Faltando apenas três meses para a festa, ainda há dúvidas se ela vai mesmo acontecer. A decisão deve acontecer em um novo encontro marcado para as 19h30 desta quarta-feira, no Parque Municipal de Eventos.
O presidente da ACSTVI (Associação dos Clubes e Sociedades de Tiro do Vale do Itapocu), Celso Hille, disse que as sociedades ainda estão indecisas sobre as propostas apresentadas pela Prefeitura. Segundo ele, as principais incertezas estão relacionadas ao desgaste ocorrido no ano passado, quando a gestão da Schützen foi realizada pela empresa Fábrica do Show e deu prejuízo de quase R$ 500 mil.
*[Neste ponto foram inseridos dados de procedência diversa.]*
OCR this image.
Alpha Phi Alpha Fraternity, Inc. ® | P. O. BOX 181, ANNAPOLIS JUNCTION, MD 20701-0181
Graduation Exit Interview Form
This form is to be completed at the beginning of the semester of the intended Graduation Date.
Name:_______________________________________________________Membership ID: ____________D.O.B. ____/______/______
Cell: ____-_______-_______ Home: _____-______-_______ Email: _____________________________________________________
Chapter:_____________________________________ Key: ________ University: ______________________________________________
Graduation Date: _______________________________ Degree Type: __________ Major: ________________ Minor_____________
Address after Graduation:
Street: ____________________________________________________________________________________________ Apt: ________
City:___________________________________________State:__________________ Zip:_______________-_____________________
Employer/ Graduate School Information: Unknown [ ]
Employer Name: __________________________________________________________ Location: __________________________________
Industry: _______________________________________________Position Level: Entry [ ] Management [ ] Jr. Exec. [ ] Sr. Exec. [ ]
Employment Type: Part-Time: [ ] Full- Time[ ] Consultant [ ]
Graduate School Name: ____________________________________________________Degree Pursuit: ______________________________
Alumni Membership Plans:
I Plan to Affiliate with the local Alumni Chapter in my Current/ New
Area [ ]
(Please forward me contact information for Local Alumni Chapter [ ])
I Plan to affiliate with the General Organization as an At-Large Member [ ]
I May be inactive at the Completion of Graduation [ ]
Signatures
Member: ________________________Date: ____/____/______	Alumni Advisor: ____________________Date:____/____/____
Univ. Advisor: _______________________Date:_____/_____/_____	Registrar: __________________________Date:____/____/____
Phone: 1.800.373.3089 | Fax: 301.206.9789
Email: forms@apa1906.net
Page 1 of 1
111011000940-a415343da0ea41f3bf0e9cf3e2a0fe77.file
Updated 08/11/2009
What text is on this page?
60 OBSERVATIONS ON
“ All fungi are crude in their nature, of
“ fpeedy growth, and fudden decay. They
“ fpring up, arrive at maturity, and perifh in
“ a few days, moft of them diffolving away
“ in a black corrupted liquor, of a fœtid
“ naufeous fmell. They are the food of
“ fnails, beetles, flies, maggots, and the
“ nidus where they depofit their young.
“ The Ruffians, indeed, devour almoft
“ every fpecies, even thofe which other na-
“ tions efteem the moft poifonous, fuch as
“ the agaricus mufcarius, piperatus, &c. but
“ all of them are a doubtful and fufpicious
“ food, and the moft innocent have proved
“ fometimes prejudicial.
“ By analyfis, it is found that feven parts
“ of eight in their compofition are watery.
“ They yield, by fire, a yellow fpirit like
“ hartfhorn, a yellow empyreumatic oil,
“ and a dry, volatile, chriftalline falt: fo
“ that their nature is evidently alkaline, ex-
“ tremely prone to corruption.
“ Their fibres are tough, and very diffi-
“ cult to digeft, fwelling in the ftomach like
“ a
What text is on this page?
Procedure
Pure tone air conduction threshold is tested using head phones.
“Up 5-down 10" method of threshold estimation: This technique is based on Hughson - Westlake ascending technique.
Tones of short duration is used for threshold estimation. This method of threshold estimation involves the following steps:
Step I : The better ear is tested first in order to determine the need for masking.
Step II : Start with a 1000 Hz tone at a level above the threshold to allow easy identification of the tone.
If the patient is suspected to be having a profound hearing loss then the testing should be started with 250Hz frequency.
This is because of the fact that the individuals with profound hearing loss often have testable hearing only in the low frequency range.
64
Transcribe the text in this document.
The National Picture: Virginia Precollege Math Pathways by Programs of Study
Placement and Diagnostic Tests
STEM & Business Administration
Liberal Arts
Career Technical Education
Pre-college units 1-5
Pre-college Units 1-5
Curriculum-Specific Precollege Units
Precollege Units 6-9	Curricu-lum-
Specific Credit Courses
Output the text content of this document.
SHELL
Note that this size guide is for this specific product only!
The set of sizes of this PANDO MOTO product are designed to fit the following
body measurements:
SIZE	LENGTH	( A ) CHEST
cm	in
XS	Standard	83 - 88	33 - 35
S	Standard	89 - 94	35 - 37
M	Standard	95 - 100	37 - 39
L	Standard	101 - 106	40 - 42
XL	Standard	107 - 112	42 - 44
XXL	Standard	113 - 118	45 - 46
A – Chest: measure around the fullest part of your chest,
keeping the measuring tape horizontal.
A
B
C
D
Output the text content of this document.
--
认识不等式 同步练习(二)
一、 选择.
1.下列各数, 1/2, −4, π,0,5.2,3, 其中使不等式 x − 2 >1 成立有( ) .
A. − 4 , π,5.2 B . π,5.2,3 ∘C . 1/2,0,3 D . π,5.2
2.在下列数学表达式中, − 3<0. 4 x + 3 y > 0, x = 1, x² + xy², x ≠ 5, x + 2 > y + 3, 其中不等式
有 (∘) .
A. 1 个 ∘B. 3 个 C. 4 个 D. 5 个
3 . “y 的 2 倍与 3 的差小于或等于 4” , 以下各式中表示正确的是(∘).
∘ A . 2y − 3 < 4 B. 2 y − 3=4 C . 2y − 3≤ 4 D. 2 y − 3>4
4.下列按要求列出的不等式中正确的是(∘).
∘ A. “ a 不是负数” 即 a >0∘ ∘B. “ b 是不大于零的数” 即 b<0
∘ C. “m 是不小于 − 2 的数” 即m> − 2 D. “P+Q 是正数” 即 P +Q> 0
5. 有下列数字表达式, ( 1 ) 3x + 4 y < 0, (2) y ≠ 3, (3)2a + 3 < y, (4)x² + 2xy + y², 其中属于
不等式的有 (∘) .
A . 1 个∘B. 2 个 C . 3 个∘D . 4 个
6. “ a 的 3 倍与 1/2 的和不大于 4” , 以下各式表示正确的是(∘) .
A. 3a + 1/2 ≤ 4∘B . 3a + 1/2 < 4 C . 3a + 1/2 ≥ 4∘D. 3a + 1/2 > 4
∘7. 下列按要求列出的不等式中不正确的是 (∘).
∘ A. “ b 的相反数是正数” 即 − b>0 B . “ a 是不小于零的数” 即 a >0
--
- A associação defende uma festa mais curta, de quatro dias, mas a Prefeitura sugere um evento com 11 dias. (Foto: Piero Ragazzi)
“Sabemos que há credores do ano passado que ainda não receberam. Além disso, faz quatro ou cinco anos que nós (sociedades) não recebemos os repasses prometidos pela Prefeitura. Em 2009 éramos para receber R$ 100 mil e até agora nada”, reclamou.
Os impasses a serem decididos hoje vão desde a duração da Festa dos Atiradores até a identidade do evento. Segundo Hille, a associação defende uma festa mais curta, de quatro dias, mas a Prefeitura sugere um evento com 11 dias. Hille alega que uma festa de menor duração iria garantir um planejamento melhor.
“Ainda não sabemos se a festa vai acontecer neste ano. Mas defendo que a Schützen de 2011 seja pensada a partir de agora para daí sim fazer com 11 dias”, acrescentou. Outro ponto defendido pelas sociedades de tiro é a contratação de bandas regionais, sem a realização de shows nacionais como no ano passado.
Ontem, o presidente da Fundação Cultural, Jorge Souza, não foi localizado para falar sobre o assunto. Na semana passada ele garantiu que a contratação de uma empresa terceirizada para organizar a festa está descartada.